クリスマスが近づいてくると、なぜか椎名麟三を想いだす。

それも彼のはげた頭をだ。

彼は、クリスマスの街を歩くことが好きらしい。

赤い鼻をしたサンタクロースを見かけると、一緒にキャバレーに誘いたいと白状している。

クリスマスは、教会にあるいのではなく、街に、ケーキ屋に、キャバレーの中にあると言っている。そこでは、人々がうれしそうな顔をしている。

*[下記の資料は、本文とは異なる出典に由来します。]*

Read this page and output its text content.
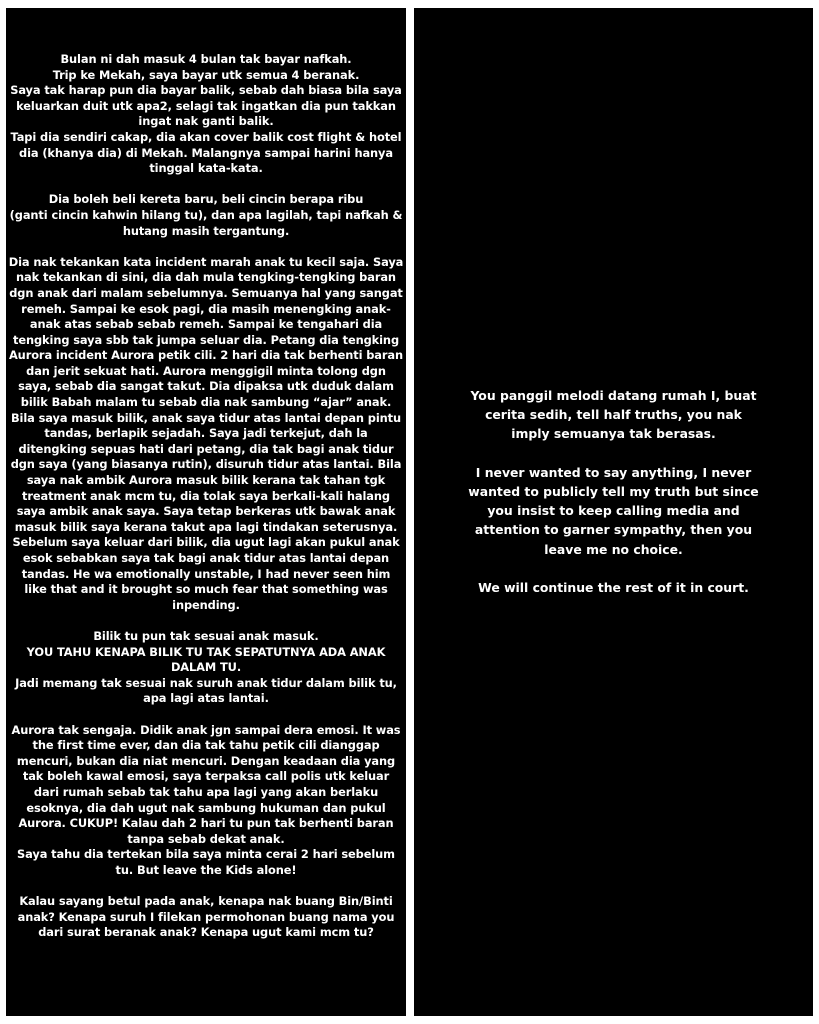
Bulan ni dah masuk 4 bulan tak bayar nafkah.
Trip ke Mekah, saya bayar utk semua 4 beranak.
Saya tak harap pun dia bayar balik, sebab dah biasa bila saya
keluarkan duit utk apa2, selagi tak ingatkan dia pun takkan
ingat nak ganti balik.
Tapi dia sendiri cakap, dia akan cover balik cost flight & hotel
dia (khanya dia) di Mekah. Malangnya sampai harini hanya
tinggal kata-kata.

Dia boleh beli kereta baru, beli cincin berapa ribu
(ganti cincin kahwin hilang tu), dan apa lagilah, tapi nafkah &
hutang masih tergantung.

Dia nak tekankan kata incident marah anak tu kecil saja. Saya
nak tekankan di sini, dia dah mula tengking-tengking baran
dgn anak dari malam sebelumnya. Semuanya hal yang sangat
remeh. Sampai ke esok pagi, dia masih menengking anak-
anak atas sebab sebab remeh. Sampai ke tengahari dia
tengking saya sbb tak jumpa seluar dia. Petang dia tengking
Aurora incident Aurora petik cili. 2 hari dia tak berhenti baran
dan jerit sekuat hati. Aurora menggigil minta tolong dgn
saya, sebab dia sangat takut. Dia dipaksa utk duduk dalam
bilik Babah malam tu sebab dia nak sambung “ajar” anak.
Bila saya masuk bilik, anak saya tidur atas lantai depan pintu
tandas, berlapik sejadah. Saya jadi terkejut, dah la
ditengking sepuas hati dari petang, dia tak bagi anak tidur
dgn saya (yang biasanya rutin), disuruh tidur atas lantai. Bila
saya nak ambik Aurora masuk bilik kerana tak tahan tgk
treatment anak mcm tu, dia tolak saya berkali-kali halang
saya ambik anak saya. Saya tetap berkeras utk bawak anak
masuk bilik saya kerana takut apa lagi tindakan seterusnya.
Sebelum saya keluar dari bilik, dia ugut lagi akan pukul anak
esok sebabkan saya tak bagi anak tidur atas lantai depan
tandas. He wa emotionally unstable, I had never seen him
like that and it brought so much fear that something was
inpending.

Bilik tu pun tak sesuai anak masuk.
YOU TAHU KENAPA BILIK TU TAK SEPATUTNYA ADA ANAK
DALAM TU.
Jadi memang tak sesuai nak suruh anak tidur dalam bilik tu,
apa lagi atas lantai.

Aurora tak sengaja. Didik anak jgn sampai dera emosi. It was
the first time ever, dan dia tak tahu petik cili dianggap
mencuri, bukan dia niat mencuri. Dengan keadaan dia yang
tak boleh kawal emosi, saya terpaksa call polis utk keluar
dari rumah sebab tak tahu apa lagi yang akan berlaku
esoknya, dia dah ugut nak sambung hukuman dan pukul
Aurora. CUKUP! Kalau dah 2 hari tu pun tak berhenti baran
tanpa sebab dekat anak.
Saya tahu dia tertekan bila saya minta cerai 2 hari sebelum
tu. But leave the Kids alone!

Kalau sayang betul pada anak, kenapa nak buang Bin/Binti
anak? Kenapa suruh I filekan permohonan buang nama you
dari surat beranak anak? Kenapa ugut kami mcm tu?

You panggil melodi datang rumah I, buat
cerita sedih, tell half truths, you nak
imply semuanya tak berasas.

I never wanted to say anything, I never
wanted to publicly tell my truth but since
you insist to keep calling media and
attention to garner sympathy, then you
leave me no choice.

We will continue the rest of it in court.
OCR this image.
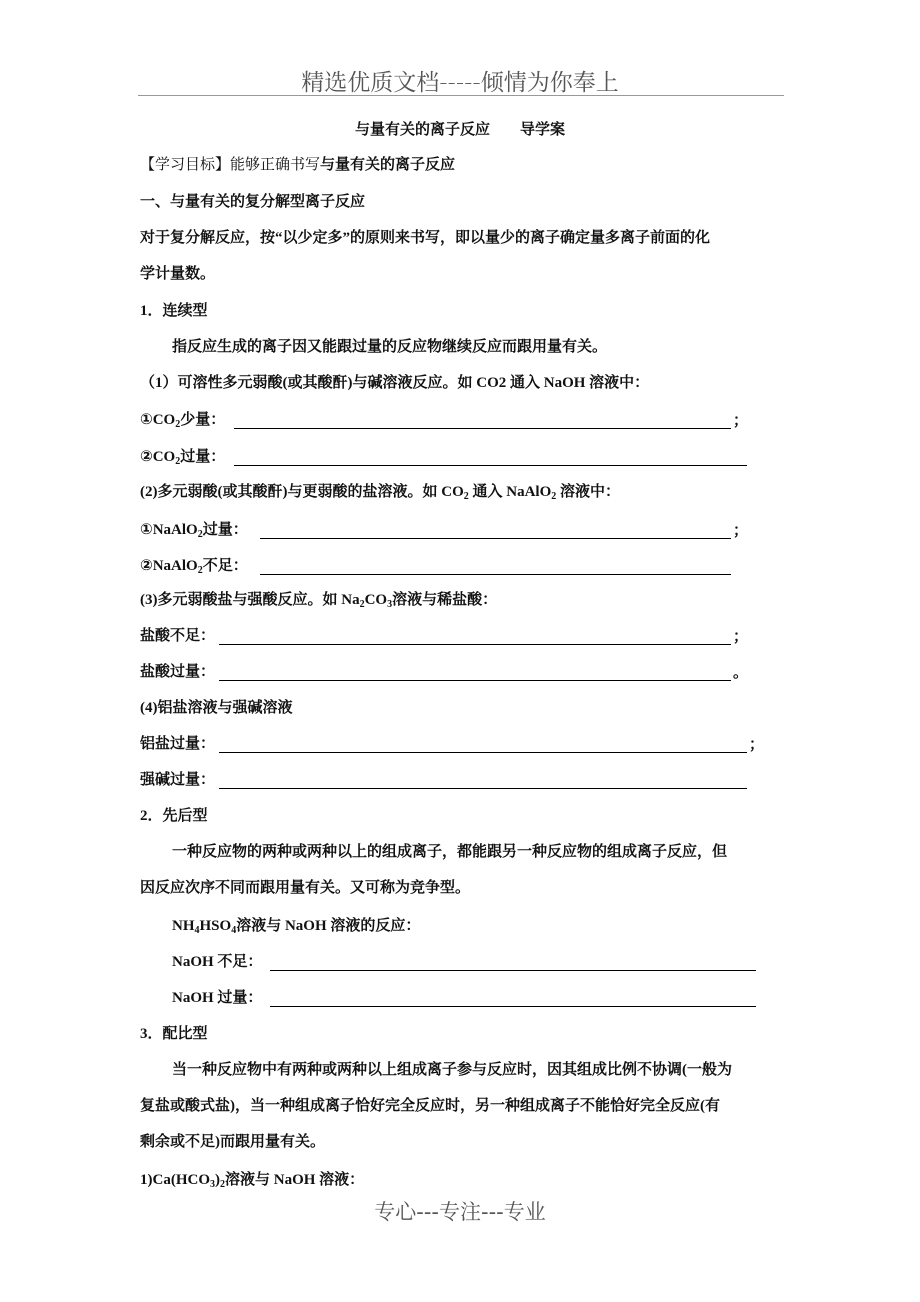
精选优质文档-----倾情为你奉上
与量有关的离子反应　　导学案
【学习目标】能够正确书写与量有关的离子反应
一、与量有关的复分解型离子反应
对于复分解反应，按“以少定多”的原则来书写，即以量少的离子确定量多离子前面的化
学计量数。
1．连续型
指反应生成的离子因又能跟过量的反应物继续反应而跟用量有关。
（1）可溶性多元弱酸(或其酸酐)与碱溶液反应。如 CO2 通入 NaOH 溶液中：
$①CO_2$少量：	；
$②CO_2$过量：
(2)多元弱酸(或其酸酐)与更弱酸的盐溶液。如 $CO_2$ 通入 NaAlO$_2$ 溶液中：
①NaAlO$_2$过量：	；
②NaAlO$_2$不足：
(3)多元弱酸盐与强酸反应。如 $Na_2CO_3$溶液与稀盐酸：
盐酸不足：	；
盐酸过量：	。
(4)铝盐溶液与强碱溶液
铝盐过量：	；
强碱过量：
2．先后型
一种反应物的两种或两种以上的组成离子，都能跟另一种反应物的组成离子反应，但
因反应次序不同而跟用量有关。又可称为竞争型。
$NH_4HSO_4$溶液与 NaOH 溶液的反应：
NaOH 不足：
NaOH 过量：
3．配比型
当一种反应物中有两种或两种以上组成离子参与反应时，因其组成比例不协调(一般为
复盐或酸式盐)，当一种组成离子恰好完全反应时，另一种组成离子不能恰好完全反应(有
剩余或不足)而跟用量有关。
$1)Ca(HCO_3)_2$溶液与 NaOH 溶液：
专心---专注---专业
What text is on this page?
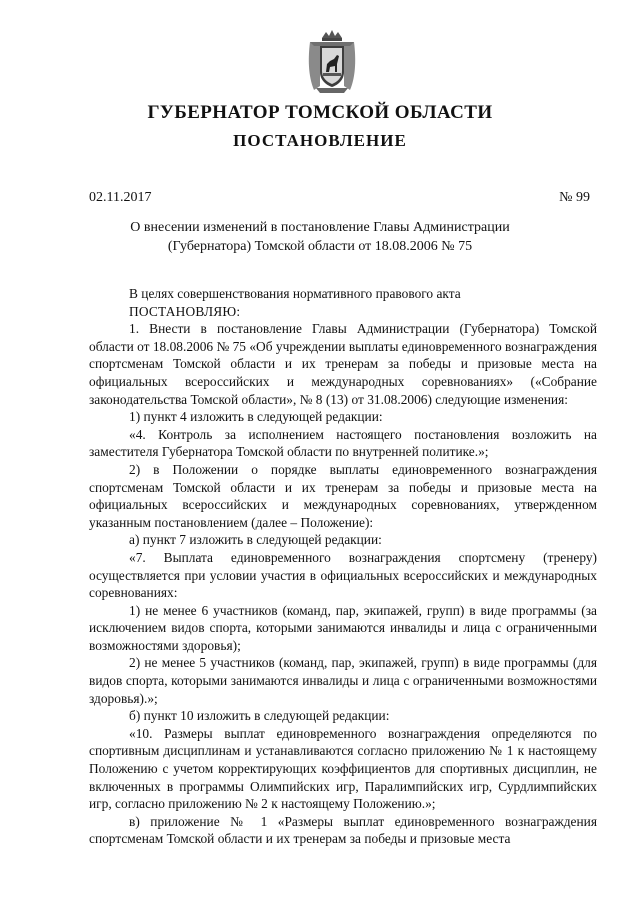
ГУБЕРНАТОР ТОМСКОЙ ОБЛАСТИ
ПОСТАНОВЛЕНИЕ
02.11.2017	№ 99
О внесении изменений в постановление Главы Администрации
(Губернатора) Томской области от 18.08.2006 № 75

В целях совершенствования нормативного правового акта

ПОСТАНОВЛЯЮ:

1. Внести в постановление Главы Администрации (Губернатора) Томской области от 18.08.2006 № 75 «Об учреждении выплаты единовременного вознаграждения спортсменам Томской области и их тренерам за победы и призовые места на официальных всероссийских и международных соревнованиях» («Собрание законодательства Томской области», № 8 (13) от 31.08.2006) следующие изменения:

1) пункт 4 изложить в следующей редакции:

«4. Контроль за исполнением настоящего постановления возложить на заместителя Губернатора Томской области по внутренней политике.»;

2) в Положении о порядке выплаты единовременного вознаграждения спортсменам Томской области и их тренерам за победы и призовые места на официальных всероссийских и международных соревнованиях, утвержденном указанным постановлением (далее – Положение):

а) пункт 7 изложить в следующей редакции:

«7. Выплата единовременного вознаграждения спортсмену (тренеру) осуществляется при условии участия в официальных всероссийских и международных соревнованиях:

1) не менее 6 участников (команд, пар, экипажей, групп) в виде программы (за исключением видов спорта, которыми занимаются инвалиды и лица с ограниченными возможностями здоровья);

2) не менее 5 участников (команд, пар, экипажей, групп) в виде программы (для видов спорта, которыми занимаются инвалиды и лица с ограниченными возможностями здоровья).»;

б) пункт 10 изложить в следующей редакции:

«10. Размеры выплат единовременного вознаграждения определяются по спортивным дисциплинам и устанавливаются согласно приложению № 1 к настоящему Положению с учетом корректирующих коэффициентов для спортивных дисциплин, не включенных в программы Олимпийских игр, Паралимпийских игр, Сурдлимпийских игр, согласно приложению № 2 к настоящему Положению.»;

в) приложение № 1 «Размеры выплат единовременного вознаграждения спортсменам Томской области и их тренерам за победы и призовые места
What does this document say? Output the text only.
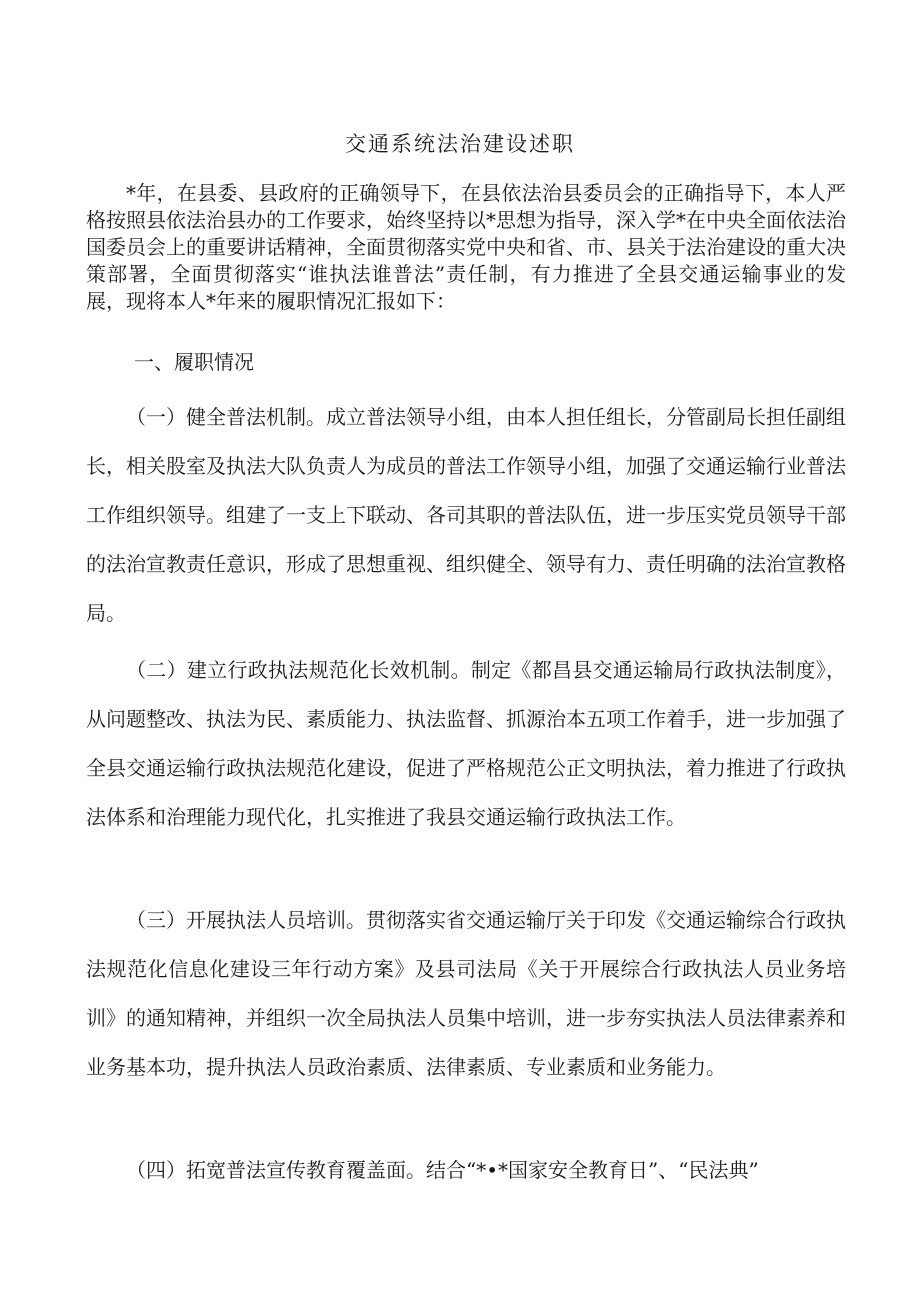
交通系统法治建设述职

*年，在县委、县政府的正确领导下，在县依法治县委员会的正确指导下，本人严格按照县依法治县办的工作要求，始终坚持以*思想为指导，深入学*在中央全面依法治国委员会上的重要讲话精神，全面贯彻落实党中央和省、市、县关于法治建设的重大决策部署，全面贯彻落实“谁执法谁普法”责任制，有力推进了全县交通运输事业的发展，现将本人*年来的履职情况汇报如下：

一、履职情况

（一）健全普法机制。成立普法领导小组，由本人担任组长，分管副局长担任副组长，相关股室及执法大队负责人为成员的普法工作领导小组，加强了交通运输行业普法工作组织领导。组建了一支上下联动、各司其职的普法队伍，进一步压实党员领导干部的法治宣教责任意识，形成了思想重视、组织健全、领导有力、责任明确的法治宣教格局。

（二）建立行政执法规范化长效机制。制定《都昌县交通运输局行政执法制度》，从问题整改、执法为民、素质能力、执法监督、抓源治本五项工作着手，进一步加强了全县交通运输行政执法规范化建设，促进了严格规范公正文明执法，着力推进了行政执法体系和治理能力现代化，扎实推进了我县交通运输行政执法工作。

（三）开展执法人员培训。贯彻落实省交通运输厅关于印发《交通运输综合行政执法规范化信息化建设三年行动方案》及县司法局《关于开展综合行政执法人员业务培训》的通知精神，并组织一次全局执法人员集中培训，进一步夯实执法人员法律素养和业务基本功，提升执法人员政治素质、法律素质、专业素质和业务能力。

（四）拓宽普法宣传教育覆盖面。结合“*•*国家安全教育日”、“民法典”
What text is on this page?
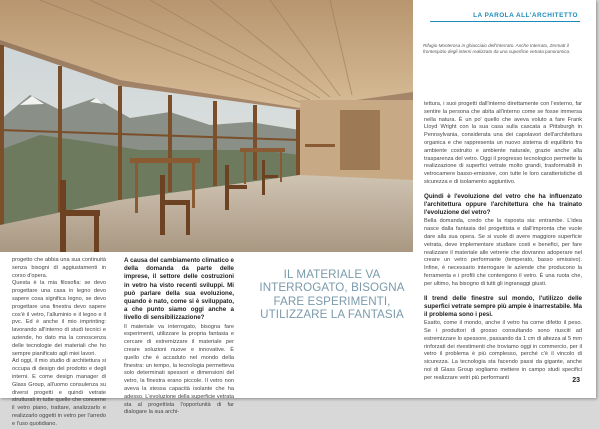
LA PAROLA ALL'ARCHITETTO
Rifugio Monterosa in ghiacciaio dell'Interrato. Anche Interrato, Zermatt il frontespizio degli interni realizzato da una superficie vetrata panoramica.

progetto che abbia una sua continuità senza bisogni di aggiustamenti in corso d'opera.

Questa è la mia filosofia: se devo progettare una casa in legno devo sapere cosa significa legno, se devo progettare una finestra devo sapere cos'è il vetro, l'alluminio e il legno e il pvc. Ed è anche il mio imprinting: lavorando all'interno di studi tecnici e aziende, ho dato ma la conoscenza delle tecnologie dei materiali che ho sempre pianificato agli miei lavori.

Ad oggi, il mio studio di architettura si occupa di design del prodotto e degli interni. E come design manager di Glass Group, all'uomo consulenza su diversi progetti e quindi vetrate strutturali in tutte quelle che concerne il vetro piano, trattare, analizzarlo e realizzarlo oggetti in vetro per l'arredo e l'uso quotidiano.

A causa del cambiamento climatico e della domanda da parte delle imprese, il settore delle costruzioni in vetro ha visto recenti sviluppi. Mi può parlare della sua evoluzione, quando è nato, come si è sviluppato, a che punto siamo oggi anche a livello di sensibilizzazione?

Il materiale va interrogato, bisogna fare esperimenti, utilizzare la propria fantasia e cercare di estremizzare il materiale per creare soluzioni nuove e innovative. È quello che è accaduto nel mondo della finestra: un tempo, la tecnologia permetteva solo determinati spessori e dimensioni del vetro, la finestra erano piccole. Il vetro non aveva la stessa capacità isolante che ha adesso. L'evoluzione della superficie vetrata sta al progettista l'opportunità di far dialogare la sua archi-

IL MATERIALE VA INTERROGATO, BISOGNA FARE ESPERIMENTI, UTILIZZARE LA FANTASIA

tettura, i suoi progetti dall'interno direttamente con l'esterno, far sentire la persona che abita all'interno come se fosse immersa nella natura. È un po' quello che aveva voluto a fare Frank Lloyd Wright con la sua casa sulla cascata a Pittsburgh in Pennsylvania, considerata una dei capolavori dell'architettura organica e che rappresenta un nuovo sistema di equilibrio fra ambiente costruito e ambiente naturale, grazie anche alla trasparenza del vetro. Oggi il progresso tecnologico permette la realizzazione di superfici vetrate molto grandi, trasformabili in vetrocamere basso-emissive, con tutte le loro caratteristiche di sicurezza e di isolamento aggiuntivo.

Quindi è l'evoluzione del vetro che ha influenzato l'architettura oppure l'architettura che ha trainato l'evoluzione del vetro?

Bella domanda, credo che la risposta sia: entrambe. L'idea nasce dalla fantasia del progettista e dall'impronta che vuole dare alla sua opera. Se si vuole di avere maggiore superficie vetrata, deve implementare studiare costi e benefici, per fare realizzare il materiale alle vetrerie che dovranno adoperare nel creare un vetro performante (temperato, basso emissivo). Infine, è necessario interrogare le aziende che producono la ferramenta e i profili che contengono il vetro. È una ruota che, per ultimo, ha bisogno di tutti gli ingranaggi giusti.

Il trend delle finestre sul mondo, l'utilizzo delle superfici vetrate sempre più ampie è inarrestabile. Ma il problema sono i pesi.

Esatto, come il mondo, anche il vetro ha come difetto il peso. Se i produttori di grosso consultando sono riusciti ad estremizzare lo spessore, passando da 1 cm di altezza al 5 mm rinforzati dei rivestimenti che troviamo oggi in commercio, per il vetro il problema è più complesso, perché c'è il vincolo di sicurezza. La tecnologia sta facendo passi da gigante, anche noi di Glass Group vogliamo mettere in campo studi specifici per realizzare vetri più performanti	23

一方、教会に中には槍で腹を刺され、血を流し、苦しそうな顔をしているキリストがいる。

しかも、キリストはこちらを見ている。

そして、こんな目にあわされたのはお前たち人間を救うためだと言いたげである。

キリストは生まれたかもしれない。しかし、それは彼が死ぬためにである。

(ブッダが生まれたのも、彼が死ぬためである。)

そこにイエスのユーモアを見出すと椎名はいう。

苦痛、苦悩、悲しみの中にこそ救いがあるという。

椎名は、歯が痛くて死にそうな人の話をしている。彼は、悶え苦しむのだが、この苦痛の中にこそ生きている実感を感じるため、虫歯を抜くことを拒む。

ユーモアとは肯定と否定と超えたところからやってくる。

だらら、クリスマスは、どんな場所にも降り注いでいる。

それを受け取るか拒むかに関わらず。

だから、寝ぼけた顔で起きてきた少年にも当然、クリスマスがやってくる。